Autrefois, les travailleurs des quais de la Seine, lorsqu’ils n’avaient pas de travail, se tenaient au bord de l’eau, au niveau de l’Hôtel de Ville à Paris, place de Grève. Ils faisaient donc la grève, en attendant d’être embauchés.

Le sens des mots évolue au fil des siècles et « faire la grève », n’est plus se tenir au bord de l’eau pour chercher du travail, mais c’est la cessation volontaire du travail pour faire entendre des revendications diverses.

La grève reste une rupture de dialogue, une forme de violence subie par tous au final : les salariés, les dirigeants et ceux qui sont extérieurs au conflit (usagers, clients, fournisseurs). C’est un constat d’échec.

Comme pour tous les conflits, les choses s’apaisent à partir du moment où les partenaires se retrouvent pour dialoguer… Les choses ne sont pas toujours simples et on discute parfois sur la forme de la table de négociations, chacun voulant la meilleure place pour être entendu.

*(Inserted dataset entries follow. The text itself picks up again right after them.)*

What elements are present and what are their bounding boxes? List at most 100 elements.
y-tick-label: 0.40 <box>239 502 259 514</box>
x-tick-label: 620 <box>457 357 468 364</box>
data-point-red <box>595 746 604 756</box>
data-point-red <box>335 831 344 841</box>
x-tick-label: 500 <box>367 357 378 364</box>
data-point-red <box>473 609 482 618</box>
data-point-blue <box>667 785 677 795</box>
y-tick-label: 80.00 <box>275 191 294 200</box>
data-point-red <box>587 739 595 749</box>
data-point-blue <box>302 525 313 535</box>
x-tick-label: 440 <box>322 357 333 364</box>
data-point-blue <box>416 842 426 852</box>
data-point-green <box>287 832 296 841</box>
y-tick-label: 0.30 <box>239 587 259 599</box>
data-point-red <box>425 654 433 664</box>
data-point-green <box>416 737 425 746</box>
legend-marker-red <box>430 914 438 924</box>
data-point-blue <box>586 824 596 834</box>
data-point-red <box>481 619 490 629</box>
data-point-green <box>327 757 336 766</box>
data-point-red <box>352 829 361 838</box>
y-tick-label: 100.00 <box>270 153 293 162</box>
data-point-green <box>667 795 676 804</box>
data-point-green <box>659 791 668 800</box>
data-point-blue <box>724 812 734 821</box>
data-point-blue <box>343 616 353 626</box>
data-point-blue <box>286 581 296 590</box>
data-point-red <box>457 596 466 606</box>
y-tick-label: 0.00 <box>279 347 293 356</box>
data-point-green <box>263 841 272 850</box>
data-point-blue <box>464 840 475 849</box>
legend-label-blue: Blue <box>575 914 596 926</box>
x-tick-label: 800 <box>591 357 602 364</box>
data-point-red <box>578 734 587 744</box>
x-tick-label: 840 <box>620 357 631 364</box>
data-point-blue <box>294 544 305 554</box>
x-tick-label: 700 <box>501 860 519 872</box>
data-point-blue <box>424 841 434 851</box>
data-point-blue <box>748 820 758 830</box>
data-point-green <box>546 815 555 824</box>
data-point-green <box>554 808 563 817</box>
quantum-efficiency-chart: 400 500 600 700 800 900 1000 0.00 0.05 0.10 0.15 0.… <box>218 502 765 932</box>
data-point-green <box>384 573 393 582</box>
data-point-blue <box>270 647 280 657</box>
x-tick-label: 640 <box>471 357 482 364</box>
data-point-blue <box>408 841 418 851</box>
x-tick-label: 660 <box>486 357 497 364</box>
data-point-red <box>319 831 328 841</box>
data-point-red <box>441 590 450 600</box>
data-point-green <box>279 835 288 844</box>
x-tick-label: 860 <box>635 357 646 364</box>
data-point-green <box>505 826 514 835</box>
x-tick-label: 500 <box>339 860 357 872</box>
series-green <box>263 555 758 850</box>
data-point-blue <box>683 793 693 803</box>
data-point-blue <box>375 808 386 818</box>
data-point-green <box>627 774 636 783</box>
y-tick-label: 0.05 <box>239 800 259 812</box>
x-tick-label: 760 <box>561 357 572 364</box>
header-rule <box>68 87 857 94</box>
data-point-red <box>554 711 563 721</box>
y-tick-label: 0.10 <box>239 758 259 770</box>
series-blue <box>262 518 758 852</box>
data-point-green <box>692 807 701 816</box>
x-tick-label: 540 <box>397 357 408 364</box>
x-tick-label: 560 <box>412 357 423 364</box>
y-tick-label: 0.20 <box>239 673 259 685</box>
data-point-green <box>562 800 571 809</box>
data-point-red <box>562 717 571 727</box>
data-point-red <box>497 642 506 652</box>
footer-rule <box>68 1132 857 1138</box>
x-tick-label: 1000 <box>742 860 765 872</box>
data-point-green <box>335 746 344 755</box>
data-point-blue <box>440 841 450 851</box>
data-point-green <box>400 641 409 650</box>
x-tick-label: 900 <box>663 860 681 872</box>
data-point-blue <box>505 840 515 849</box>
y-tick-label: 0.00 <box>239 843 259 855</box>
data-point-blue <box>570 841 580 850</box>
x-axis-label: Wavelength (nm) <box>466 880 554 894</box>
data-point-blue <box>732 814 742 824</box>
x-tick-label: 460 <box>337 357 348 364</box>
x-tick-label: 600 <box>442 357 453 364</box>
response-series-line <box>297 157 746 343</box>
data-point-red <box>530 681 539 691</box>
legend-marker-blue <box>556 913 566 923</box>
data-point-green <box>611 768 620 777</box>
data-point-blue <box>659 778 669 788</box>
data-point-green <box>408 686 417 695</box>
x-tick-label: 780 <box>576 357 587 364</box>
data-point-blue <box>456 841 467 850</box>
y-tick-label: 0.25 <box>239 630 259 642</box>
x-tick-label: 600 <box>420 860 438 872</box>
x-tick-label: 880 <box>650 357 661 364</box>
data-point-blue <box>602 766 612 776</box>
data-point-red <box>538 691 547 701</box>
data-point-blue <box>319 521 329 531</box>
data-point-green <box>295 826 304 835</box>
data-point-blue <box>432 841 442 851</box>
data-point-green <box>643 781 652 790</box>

Mais enfin, la parole revient, signe de solutions évoquées, envisagées et finalement trouvées.

La parole a bien souvent plus de pouvoir que la force ou la violence. Dans un dialogue normal, chacun peut dire ses souffrances, problèmes, espoirs. La parole permet d’être entendue et reçue. Elle nécessite du temps, un espace entre les partenaires, elle permet la compréhension. La parole dévoile le visage de l’autre et ouvre la possibilité à l’accueil. Dans nos périodes de conflits sociaux actuels, on ne peut s’empêcher de penser à ce pouvoir de la parole.

Evidemment, dans nos églises nous retrouvons ce rôle de la Parole. Mais ici, c’est de la Parole de Dieu qu’il s’agit. Les « actions » de Dieu évoquées dans la Bible n’ont pas abouti à grand-chose. Certes il y a l’Exode, mais un Dieu qui endurcit voire tue, ressort plus de la mythologie que du message de Jésus. La Parole des prophètes qui pose la justice en première ligne est plus pertinente car elle dévoile un Dieu qui fait cas des plus miséreux des sociétés humaines. Mais en Jésus, « la Parole a été faite chair », elle s’inscrit à la suite des messages des prophètes, de la Sagesse et d’une partie de la philosophie grecque. Cette Parole dit l’amour de Dieu, sa volonté de créer sans cesse un monde et un homme nouveaux; elle est là comme un air de printemps qui fait vivre tout homme.

On aimerait tant retrouver un peu de cette Parole dans les paroles des hommes pour le service de la paix et de la justice.